Minimizing the chance of things going that wrong... So not trusting anonymous people on the internet?
How many FOSS users are actually able to understand or fix the programs they use? Do you systematically check the code of everything you get from GitHub?
I understand the principle and I do use FOSS, I just don't make myself believe that more than a ridiculously small minority of people actually check the code of what they're installing.
@Kecessa @grue knowing that the source will be published discourages bad actors from putting crap into the program in the first place.

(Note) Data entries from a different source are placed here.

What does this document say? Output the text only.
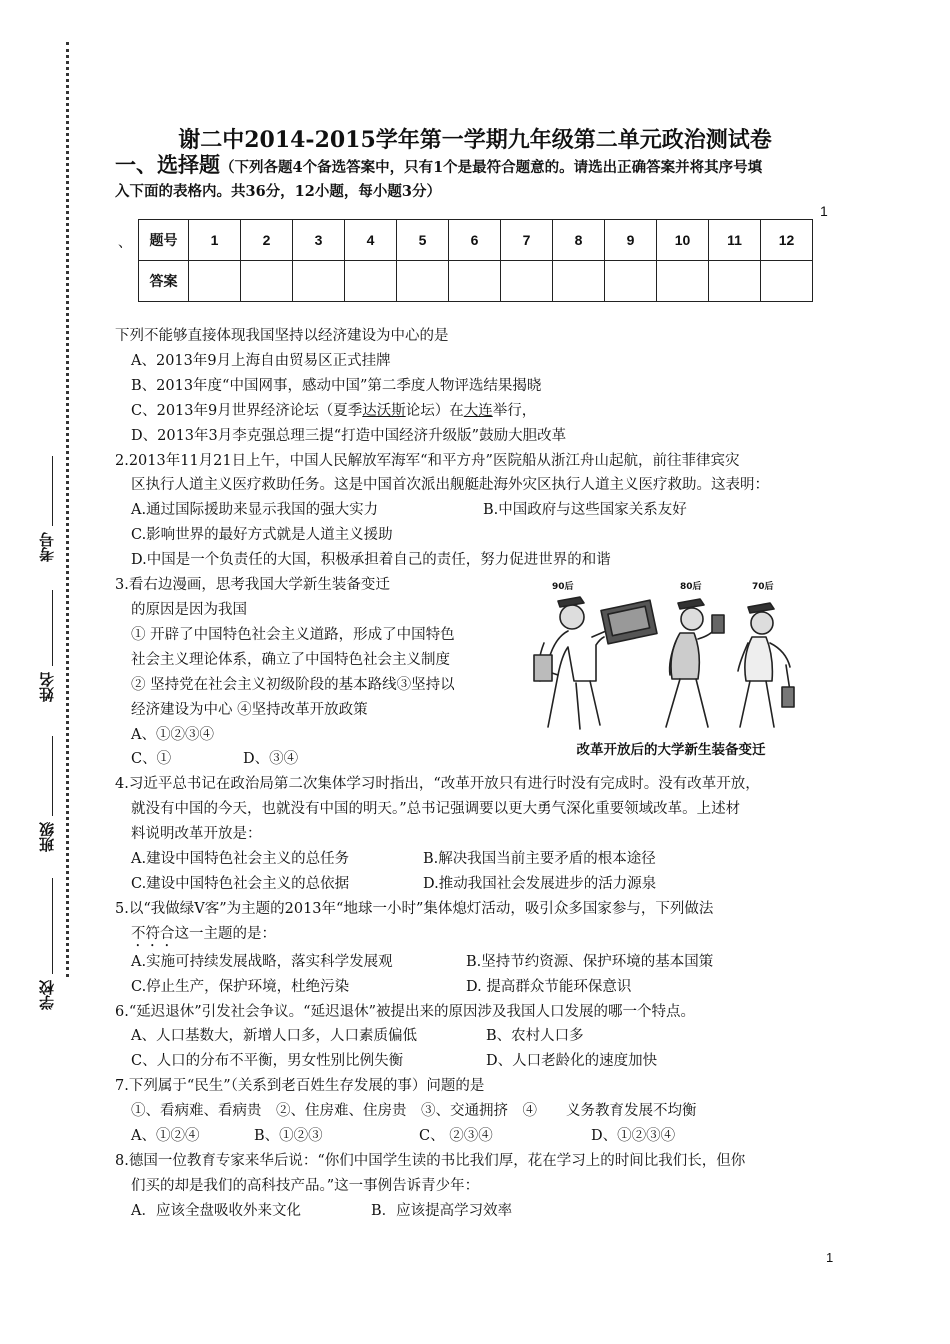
考号
姓名
班级
学校
谢二中2014-2015学年第一学期九年级第二单元政治测试卷
一、选择题（下列各题4个备选答案中，只有1个是最符合题意的。请选出正确答案并将其序号填
入下面的表格内。共36分，12小题，每小题3分）
1
、 题号	1	2	3	4	5	6	7	8	9	10	11	12
答案												
下列不能够直接体现我国坚持以经济建设为中心的是
A、2013年9月上海自由贸易区正式挂牌
B、2013年度“中国网事，感动中国”第二季度人物评选结果揭晓
C、2013年9月世界经济论坛（夏季达沃斯论坛）在大连举行，
D、2013年3月李克强总理三提“打造中国经济升级版”鼓励大胆改革
2.2013年11月21日上午，中国人民解放军海军“和平方舟”医院船从浙江舟山起航，前往菲律宾灾
区执行人道主义医疗救助任务。这是中国首次派出舰艇赴海外灾区执行人道主义医疗救助。这表明：
A.通过国际援助来显示我国的强大实力	B.中国政府与这些国家关系友好
C.影响世界的最好方式就是人道主义援助
D.中国是一个负责任的大国，积极承担着自己的责任，努力促进世界的和谐
3.看右边漫画，思考我国大学新生装备变迁
的原因是因为我国
① 开辟了中国特色社会主义道路，形成了中国特色
社会主义理论体系，确立了中国特色社会主义制度
② 坚持党在社会主义初级阶段的基本路线③坚持以
经济建设为中心 ④坚持改革开放政策
A、①②③④
C、①	D、③④
4.习近平总书记在政治局第二次集体学习时指出，“改革开放只有进行时没有完成时。没有改革开放，
就没有中国的今天，也就没有中国的明天。”总书记强调要以更大勇气深化重要领域改革。上述材
料说明改革开放是：
A.建设中国特色社会主义的总任务	B.解决我国当前主要矛盾的根本途径
C.建设中国特色社会主义的总依据	D.推动我国社会发展进步的活力源泉
5.以“我做绿V客”为主题的2013年“地球一小时”集体熄灯活动，吸引众多国家参与，下列做法
不符合这一主题的是：
A.实施可持续发展战略，落实科学发展观	B.坚持节约资源、保护环境的基本国策
C.停止生产，保护环境，杜绝污染	D. 提高群众节能环保意识
6.“延迟退休”引发社会争议。“延迟退休”被提出来的原因涉及我国人口发展的哪一个特点。
A、人口基数大，新增人口多，人口素质偏低	B、农村人口多
C、人口的分布不平衡，男女性别比例失衡	D、人口老龄化的速度加快
7.下列属于“民生”（关系到老百姓生存发展的事）问题的是
①、看病难、看病贵　②、住房难、住房贵　③、交通拥挤　④　　义务教育发展不均衡
A、①②④	B、①②③	C、 ②③④	D、①②③④
8.德国一位教育专家来华后说：“你们中国学生读的书比我们厚，花在学习上的时间比我们长，但你
们买的却是我们的高科技产品。”这一事例告诉青少年：
A．应该全盘吸收外来文化	B．应该提高学习效率
90后	80后	70后
改革开放后的大学新生装备变迁
1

And if they do it anyway, other people can come along and repackage it without the bad bits, like vscodium.
That's as long as someone takes the time to check the code, that's my whole point.
There's torrents with malware that are well seeded even though you can see comments from people saying they're infected, people don't care and you over estimate people's capacities if you think the majority understands what they're installing when downloading stuff online, as long as it fills its purpose, they'll never know that they just installed a crypto miner without realizing it.
@Kecessa no you missed my point. You change the behaviour of the producer, not the consumer.
People are publishing programs anonymously! They don't care about it, there's no consequence to it.
Hell, that's like believing the introduction of a prison system stops all crime. People just try to find better ways to hide.